The following day he takes a bus from the Radisson along with twenty other passengers. At the border crossing, the Guatemalan immigration officer barely looks at his passport because he is clearly a member of the upper class and scrutiny is saved for Salvadorans trying to make their way north to the US. On a first-class bus no one would fit that bill. The agents must be so accustomed to having dozens of illegals crossing through the brush that Guillermo does not look the least bit suspicious.

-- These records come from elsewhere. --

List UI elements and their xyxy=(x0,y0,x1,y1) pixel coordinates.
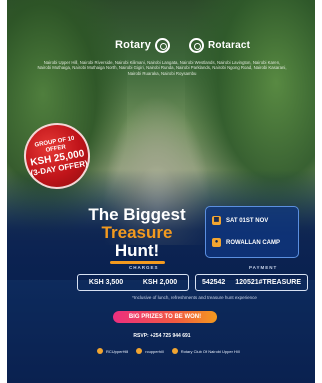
rotaract-wheel-icon xyxy=(189,37,204,53)
logo-bar: Rotary Rotaract xyxy=(7,34,315,56)
inclusive-note: *Inclusive of lunch, refreshments and tr… xyxy=(132,295,257,300)
payment-label: PAYMENT xyxy=(249,265,278,270)
facebook-icon xyxy=(136,348,143,354)
title-line-3: Hunt! xyxy=(114,241,160,260)
social-instagram: RCUpperHill xyxy=(97,348,128,354)
social-facebook: rcupperhill xyxy=(136,348,164,354)
event-date: SAT 01ST NOV xyxy=(226,217,269,224)
pricing-row: KSH 3,500 KSH 2,000 542542 120521#TREASU… xyxy=(77,274,312,291)
payment-box: 542542 120521#TREASURE xyxy=(195,274,308,291)
social-web: Rotary Club Of Nairobi Upper Hill xyxy=(171,348,240,354)
event-details-box: ▦ SAT 01ST NOV ● ROWALLAN CAMP xyxy=(205,206,299,258)
adults-price: KSH 3,500 xyxy=(88,279,124,286)
title-line-1: The Biggest xyxy=(88,205,186,224)
social-handles: RCUpperHill rcupperhill Rotary Club Of N… xyxy=(97,348,297,354)
venue-row: ● ROWALLAN CAMP xyxy=(212,238,280,247)
web-handle: Rotary Club Of Nairobi Upper Hill xyxy=(180,348,240,354)
rotary-logo: Rotary xyxy=(115,34,171,56)
facebook-handle: rcupperhill xyxy=(145,348,164,354)
charges-box: KSH 3,500 KSH 2,000 xyxy=(77,274,189,291)
account-number: 120521#TREASURE xyxy=(235,279,302,286)
big-prizes-banner: BIG PRIZES TO BE WON! xyxy=(113,311,217,323)
web-icon xyxy=(171,348,178,354)
instagram-handle: RCUpperHill xyxy=(106,348,129,354)
rotary-logo-text: Rotary xyxy=(115,39,152,51)
paybill-number: 542542 xyxy=(201,279,226,286)
kids-price: KSH 2,000 xyxy=(142,279,178,286)
rsvp-line: RSVP: +254 725 944 691 xyxy=(133,333,191,339)
rotaract-logo-text: Rotaract xyxy=(208,39,251,51)
sponsor-clubs-text: Nairobi Upper Hill, Nairobi Riverside, N… xyxy=(37,60,287,76)
charges-label: CHARGES xyxy=(129,265,159,270)
event-poster: Rotary Rotaract Nairobi Upper Hill, Nair… xyxy=(7,0,315,383)
rotary-wheel-icon xyxy=(155,37,171,53)
title-line-2: Treasure xyxy=(101,223,173,242)
date-row: ▦ SAT 01ST NOV xyxy=(212,216,268,225)
calendar-icon: ▦ xyxy=(212,216,221,225)
title-underline xyxy=(109,261,165,264)
event-venue: ROWALLAN CAMP xyxy=(226,239,280,246)
rotaract-logo: Rotaract xyxy=(189,34,250,56)
location-pin-icon: ● xyxy=(212,238,221,247)
instagram-icon xyxy=(97,348,103,354)
event-title: The Biggest Treasure Hunt! xyxy=(67,206,207,264)
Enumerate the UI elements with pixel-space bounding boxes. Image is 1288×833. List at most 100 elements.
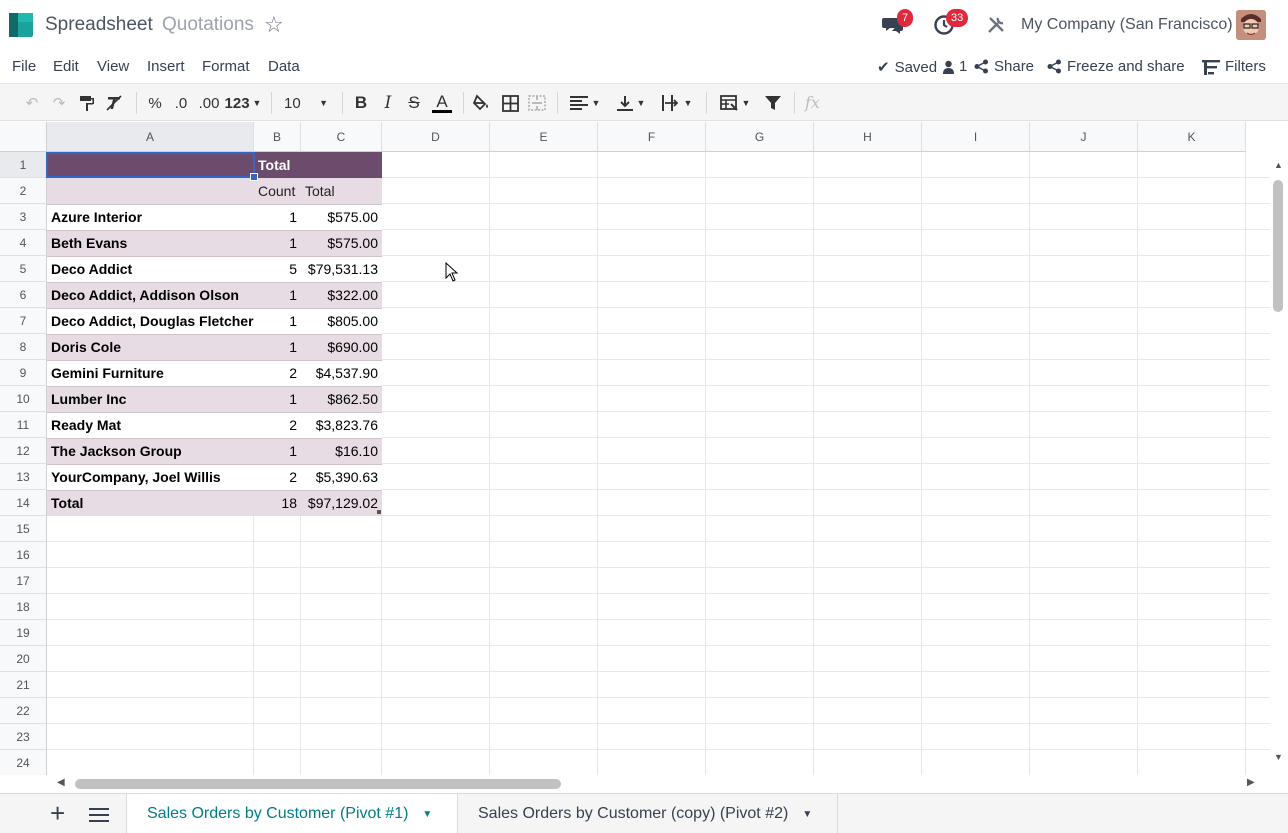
count-cell[interactable]: 1	[254, 308, 301, 334]
app-title[interactable]: Spreadsheet	[45, 14, 153, 36]
active-users[interactable]: 1	[943, 58, 967, 75]
customer-name-cell[interactable]: Deco Addict, Addison Olson	[47, 282, 254, 308]
select-all-corner[interactable]	[0, 122, 47, 152]
customer-name-cell[interactable]: The Jackson Group	[47, 438, 254, 464]
menu-edit[interactable]: Edit	[53, 58, 79, 75]
row-header-11[interactable]: 11	[0, 412, 47, 438]
count-cell[interactable]: 2	[254, 464, 301, 490]
count-cell[interactable]: 2	[254, 412, 301, 438]
row-header-18[interactable]: 18	[0, 594, 47, 620]
menu-view[interactable]: View	[97, 58, 129, 75]
total-amount-cell[interactable]: $805.00	[301, 308, 382, 334]
row-header-10[interactable]: 10	[0, 386, 47, 412]
column-header-g[interactable]: G	[706, 122, 814, 152]
column-header-f[interactable]: F	[598, 122, 706, 152]
strikethrough-button[interactable]: S	[403, 84, 425, 122]
document-title[interactable]: Quotations	[162, 14, 254, 36]
total-amount-cell[interactable]: $5,390.63	[301, 464, 382, 490]
row-header-19[interactable]: 19	[0, 620, 47, 646]
total-amount-cell[interactable]: $575.00	[301, 204, 382, 230]
row-header-21[interactable]: 21	[0, 672, 47, 698]
customer-name-cell[interactable]: Ready Mat	[47, 412, 254, 438]
pivot-header-total[interactable]: Total	[254, 152, 300, 178]
sheet-tab-pivot-2[interactable]: Sales Orders by Customer (copy) (Pivot #…	[457, 794, 838, 833]
row-header-9[interactable]: 9	[0, 360, 47, 386]
total-amount-cell[interactable]: $4,537.90	[301, 360, 382, 386]
favorite-star-icon[interactable]: ☆	[264, 12, 284, 38]
paint-format-icon[interactable]	[74, 84, 100, 122]
customer-name-cell[interactable]: Deco Addict	[47, 256, 254, 282]
filters-button[interactable]: Filters	[1202, 58, 1266, 75]
horizontal-scrollbar[interactable]: ◀ ▶	[47, 775, 1270, 793]
sheet-tab-pivot-1[interactable]: Sales Orders by Customer (Pivot #1) ▼	[126, 794, 458, 833]
chevron-down-icon[interactable]: ▼	[802, 809, 812, 820]
customer-name-cell[interactable]: Doris Cole	[47, 334, 254, 360]
row-header-3[interactable]: 3	[0, 204, 47, 230]
undo-icon[interactable]: ↶	[20, 84, 44, 122]
total-amount-cell[interactable]: $97,129.02	[301, 490, 382, 516]
row-header-20[interactable]: 20	[0, 646, 47, 672]
total-amount-cell[interactable]: $575.00	[301, 230, 382, 256]
spreadsheet-app-icon[interactable]	[9, 13, 33, 37]
total-amount-cell[interactable]: $16.10	[301, 438, 382, 464]
row-header-17[interactable]: 17	[0, 568, 47, 594]
row-header-1[interactable]: 1	[0, 152, 47, 178]
scroll-left-icon[interactable]: ◀	[57, 777, 65, 788]
count-cell[interactable]: 1	[254, 438, 301, 464]
text-color-button[interactable]: A	[429, 84, 455, 122]
merge-cells-icon[interactable]	[525, 84, 549, 122]
customer-name-cell[interactable]: Beth Evans	[47, 230, 254, 256]
conditional-format-button[interactable]: ▼	[714, 84, 756, 122]
column-header-h[interactable]: H	[814, 122, 922, 152]
increase-decimals-button[interactable]: .00	[196, 84, 222, 122]
vertical-scrollbar[interactable]: ▲ ▼	[1270, 152, 1288, 775]
font-size-select[interactable]: 10 ▼	[278, 84, 334, 122]
row-header-7[interactable]: 7	[0, 308, 47, 334]
row-header-13[interactable]: 13	[0, 464, 47, 490]
more-formats-button[interactable]: 123 ▼	[223, 84, 263, 122]
count-cell[interactable]: 2	[254, 360, 301, 386]
row-header-6[interactable]: 6	[0, 282, 47, 308]
column-header-k[interactable]: K	[1138, 122, 1246, 152]
total-amount-cell[interactable]: $322.00	[301, 282, 382, 308]
menu-data[interactable]: Data	[268, 58, 300, 75]
count-cell[interactable]: 18	[254, 490, 301, 516]
decrease-decimals-button[interactable]: .0	[170, 84, 192, 122]
row-header-12[interactable]: 12	[0, 438, 47, 464]
count-cell[interactable]: 5	[254, 256, 301, 282]
row-header-15[interactable]: 15	[0, 516, 47, 542]
add-sheet-icon[interactable]: +	[50, 800, 65, 826]
vertical-scroll-thumb[interactable]	[1273, 180, 1283, 312]
menu-file[interactable]: File	[12, 58, 36, 75]
column-header-b[interactable]: B	[254, 122, 301, 152]
total-amount-cell[interactable]: $690.00	[301, 334, 382, 360]
vertical-align-button[interactable]: ▼	[610, 84, 652, 122]
company-switcher[interactable]: My Company (San Francisco)	[1021, 16, 1233, 34]
table-resize-handle[interactable]	[377, 510, 381, 514]
column-header-e[interactable]: E	[490, 122, 598, 152]
customer-name-cell[interactable]: Gemini Furniture	[47, 360, 254, 386]
count-cell[interactable]: 1	[254, 230, 301, 256]
count-cell[interactable]: 1	[254, 282, 301, 308]
italic-button[interactable]: I	[377, 84, 399, 122]
column-header-a[interactable]: A	[47, 122, 254, 152]
clear-format-icon[interactable]	[101, 84, 127, 122]
fill-color-icon[interactable]	[470, 84, 494, 122]
measure-total-header[interactable]: Total	[301, 178, 381, 204]
row-header-24[interactable]: 24	[0, 750, 47, 775]
customer-name-cell[interactable]: Lumber Inc	[47, 386, 254, 412]
horizontal-align-button[interactable]: ▼	[564, 84, 606, 122]
customer-name-cell[interactable]: Azure Interior	[47, 204, 254, 230]
row-header-14[interactable]: 14	[0, 490, 47, 516]
redo-icon[interactable]: ↷	[47, 84, 71, 122]
total-amount-cell[interactable]: $79,531.13	[301, 256, 382, 282]
row-header-4[interactable]: 4	[0, 230, 47, 256]
bold-button[interactable]: B	[350, 84, 372, 122]
column-header-j[interactable]: J	[1030, 122, 1138, 152]
customer-name-cell[interactable]: YourCompany, Joel Willis	[47, 464, 254, 490]
row-header-23[interactable]: 23	[0, 724, 47, 750]
total-amount-cell[interactable]: $3,823.76	[301, 412, 382, 438]
spreadsheet-grid[interactable]: ABCDEFGHIJK 1 2 3 4 5 6 7 8 9 10 11 12 13 14 15 16 17 18 1…	[0, 122, 1270, 775]
filter-icon[interactable]	[761, 84, 785, 122]
share-button[interactable]: Share	[974, 58, 1034, 75]
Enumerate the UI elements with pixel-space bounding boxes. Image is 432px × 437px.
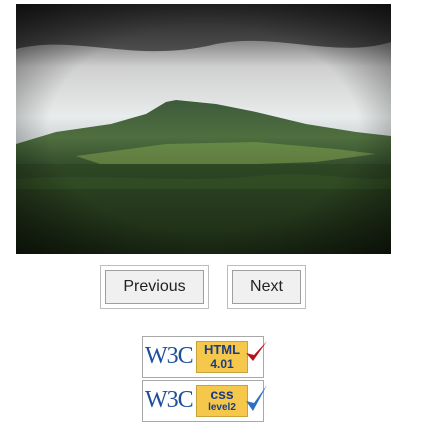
checkmark-icon bbox=[246, 385, 267, 411]
w3c-html-valid-badge[interactable]: W3C HTML 4.01 bbox=[142, 336, 267, 378]
html-version: 4.01 bbox=[210, 357, 234, 371]
html-version-tag: HTML 4.01 bbox=[196, 341, 248, 373]
next-button-label: Next bbox=[232, 270, 301, 304]
next-button[interactable]: Next bbox=[227, 265, 306, 309]
w3c-css-valid-badge[interactable]: W3C css level2 bbox=[142, 380, 267, 422]
css-level-tag: css level2 bbox=[196, 385, 248, 417]
landscape-photo bbox=[16, 4, 391, 254]
previous-button-label: Previous bbox=[105, 270, 204, 304]
checkmark-icon bbox=[246, 341, 267, 361]
w3c-logo: W3C bbox=[145, 343, 194, 369]
html-label: HTML bbox=[203, 342, 241, 357]
css-level: level2 bbox=[208, 402, 236, 413]
previous-button[interactable]: Previous bbox=[100, 265, 209, 309]
photo-image bbox=[16, 4, 391, 254]
w3c-logo: W3C bbox=[145, 387, 194, 413]
css-label: css bbox=[210, 386, 234, 402]
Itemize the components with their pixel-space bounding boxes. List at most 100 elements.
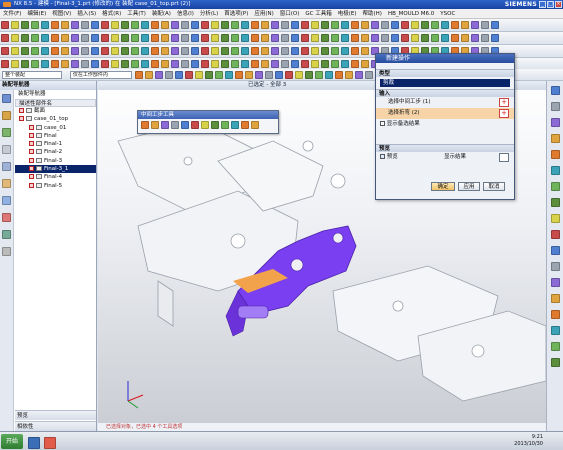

He spends the night at Las Palmeras, a hideous two-story motel on the Guatemalan side of the border that is no better than a truck stop. The noise in the lobby is overwhelming: tinny ranchera music, loud talking, and the sputtering of drunks from the bar. He asks for a quiet place in back, and as soon as he enters his room of fluorescent lights and chipped furniture he realizes he is ravenous. He is sick of eating pupusas and goes to the motel restaurant where he orders corn and potato tamales with chipilín. He hasn’t eaten real Guatemalan food for months.
After dinner he goes back to his room to compose a letter in which he tells his wife and children that he is, in fact, alive. For reasons of security, he cannot reveal where he is living and begs them not to share the contents of this letter with anyone should it by chance awaken the interest of his enemies and jeopardize his survival and their security. He tells them how much he loves them and how sorry he is for all the damage he’s caused them. He acknowledges that he has been a poor father, someone who has abdicated all his parental and conjugal responsibilities to pursue his own wayward agenda. And he apologizes for having vanished as he did, in such an abrupt fashion, but explains that he’s not at liberty to tell them what transpired and why he felt it necessary to disappear.
He wipes away tears as he writes.
He has no idea whether his children harbor any strong feelings for him anymore, but he promises that one day he will try to earn back their
love, if not their respect. In time, he writes, he will make things right, though he knows he has made this promise before. He has no idea how they are surviving financially, but he begs Rosa Esther not to attempt to claim his money and properties because it might awaken suspicion. He hopes the four thousand will be of some help. He honestly doesn’t know if, with the passage of time, he’ll be able to reclaim his property. He reiterates how much he loves the children and how sorry he is for the mess he’s made.
As steeped as he is in loneliness, he cannot see that his words of reconciliation are just another illusion. Even so, he avoids claiming he is an altogether different man, and writes that he has learned something from his mistakes, blah blah blah.
It is sizzling in his room. He puts on the poor excuse for an air conditioner. It rattles like a car about to explode.
Guillermo collapses onto his bed and falls immediately to sleep on the shitty straw mattress. He wakes up a half hour later and spends the next hour tossing and turning, trying to ignore the rumble of trucks and sound of mariachi music. At one a.m. the border crossing finally closes and the noise, the loud talk, and the flashing of lights finally die down.
At eight in the morning he eats two fried eggs, black beans with cream, plantains, and delicious blue corn tortillas at the motel restaurant. Then he walks down a noisy, dusty street to the tiny Banco de Guatemala and exchanges four thousand in cash for an official bank check. He takes the check and places it inside the envelope with the letter. At the post office next door he sends the letter special-delivery to Mexico. He knows he is taking a big chance: the letter could be lost or confiscated, the check could be stolen. Even if it weren’t cashed, it would be lost forever. But this is all he can do.